As already discussed, thirst is an indicator of fluid balance. Ingested fluids regulate the homeostasis of body water and this in turn is dependent on thirst. According to Ayurveda, trishna or thirst is a vega i.e. natural body demand or urge as a response to water imbalances occurring in the body. It is this thirst that drives us to ingest water. 

Thirst is a sensation created by the hypothalamus, the ‘thirst centre’ of the human body. Anatomically its site is roughly over (above) the level of palate i.e. talu which is the one of the roots of the water conveying channels and also a site of control of these channels as already discussed. In these terms, talu can also be correlated to hypothalamus though not anatomically to be precise but functionally. 

Since our talu can be hypothalamus, it is important to understand in this context the mechanism of thirst mediated by hypothalamus. 

A sensory receptor called osmoreceptor found in the hypothalamus detects changes in osmotic pressure. They detect changes in the concentration of solutes dissolved in the blood (osmolarity). 

When the osmolarity of blood changes (either getting more or less dilute), water diffusion into and out of the osmoreceptor cells also changes. This is to tell that the cells expand when the blood plasma is more dilute and contract with higher concentration. 

When the osmoreceptors detect high plasma osmolarity (often representing a low blood volume), they send signals to the hypothalamus, which creates the biological sensation of thirst and also stimulates Vasopressin (ADH) secretion, which in turn starts the events that will reduce osmolarity to normal levels. 

Thirst is also induced through another pathway, through angiotensin-II, one of the hormones involved in the renin-angiotensin system. This system is a complex homeostatic pathway that deals with blood volume as a whole, as well as plasma osmolarity and blood pressure. 

Nephrons are the structural units of the kidney. There are macula densa cells in the walls of the ascending loop of henle. This is another type of osmoreceptor. It stimulates the JGA (juxtaglomerular apparatus) and not the hypothalamus.

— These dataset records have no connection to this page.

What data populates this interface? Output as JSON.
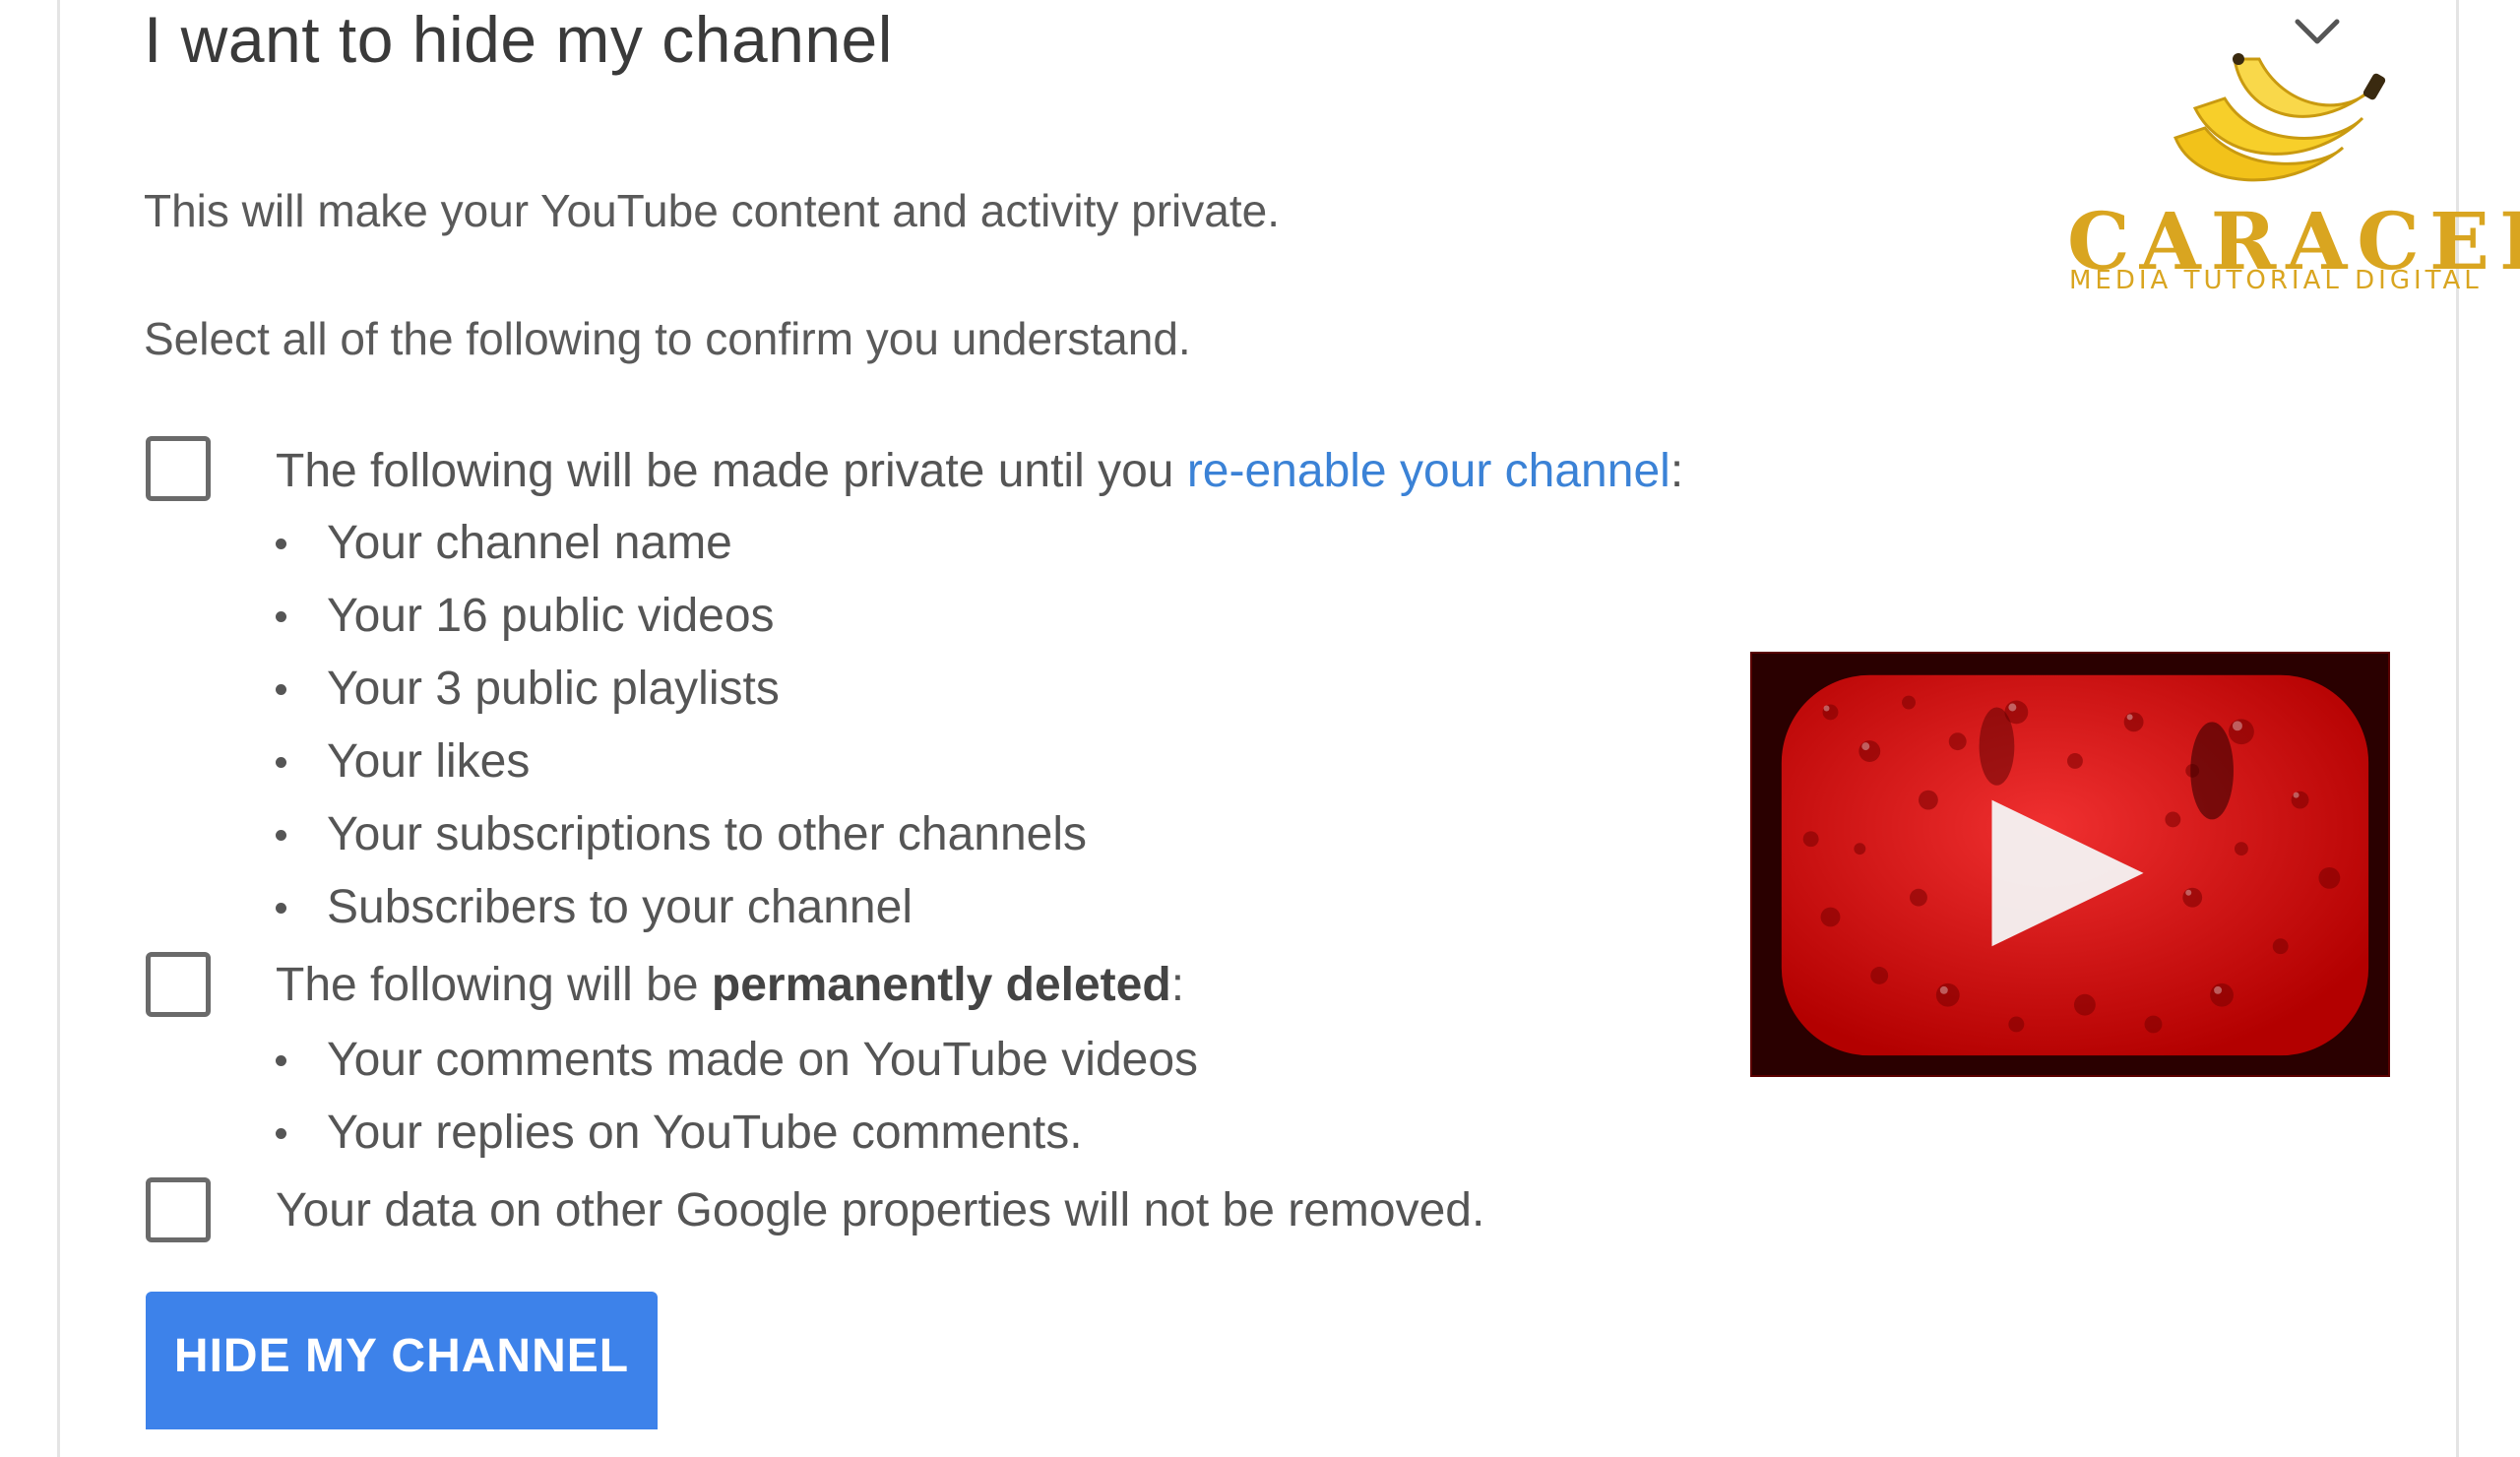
{
  "dialog": {
    "title": "I want to hide my channel",
    "intro": "This will make your YouTube content and activity private.",
    "instruction": "Select all of the following to confirm you understand.",
    "sections": [
      {
        "text_before": "The following will be made private until you ",
        "link_text": "re-enable your channel",
        "text_after": ":",
        "items": [
          "Your channel name",
          "Your 16 public videos",
          "Your 3 public playlists",
          "Your likes",
          "Your subscriptions to other channels",
          "Subscribers to your channel"
        ]
      },
      {
        "text_before": "The following will be ",
        "bold_text": "permanently deleted",
        "text_after": ":",
        "items": [
          "Your comments made on YouTube videos",
          "Your replies on YouTube comments."
        ]
      },
      {
        "text": "Your data on other Google properties will not be removed."
      }
    ],
    "hide_button": "HIDE MY CHANNEL"
  },
  "watermark": {
    "brand": "CARACEK",
    "tagline": "MEDIA TUTORIAL DIGITAL"
  },
  "colors": {
    "link": "#3b82d6",
    "button": "#3d82ea",
    "brand": "#d9a520",
    "youtube_red": "#d01010"
  },
  "icons": {
    "collapse": "chevron-down-icon",
    "image": "youtube-logo-water-drops"
  }
}
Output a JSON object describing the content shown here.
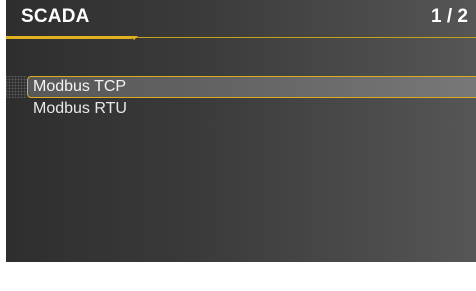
{
  "header": {
    "title": "SCADA",
    "page_indicator": "1 / 2"
  },
  "menu": {
    "items": [
      {
        "label": "Modbus TCP",
        "selected": true
      },
      {
        "label": "Modbus RTU",
        "selected": false
      }
    ]
  },
  "colors": {
    "accent": "#e0b21f",
    "text": "#ffffff",
    "background_dark": "#2e2e2e",
    "background_light": "#565656"
  }
}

When these cells are stimulated by high osmolarity, the JGA releases renin into the bloodstream. This cleaves angiotensinogen into angiotensin I. Angiotensin I is converted into Angiotensin II by ACE (angiotensin converting enzyme – a hormone) in the lungs. This Angiotensin II acts on the hypothalamus to cause the sensation of thirst. It also causes vaso-constriction and release of aldosterone. Aldosterone causes increased water reabsorption in a mechanism that is very similar to that of ADH. 

Alternatively, stimulation of the sympathetic nervous system and low blood pressure in the kidney’s (decreased GFR) will stimulate the renin-angiotensin system and will also cause an increase in thirst. 

Ayurvedic explanation of udakavaha srotas and its sites of operation (mula sthana) or sites of manifestation of symptoms of thirst (trishna) as a part of vitiation of these channels might not correlate exactly with the concept of water balancing mechanism explained by the modern texts (including physiology of thirst), but they serve the same purpose. They suggest the deficit of water in the body and a call for its fulfillment.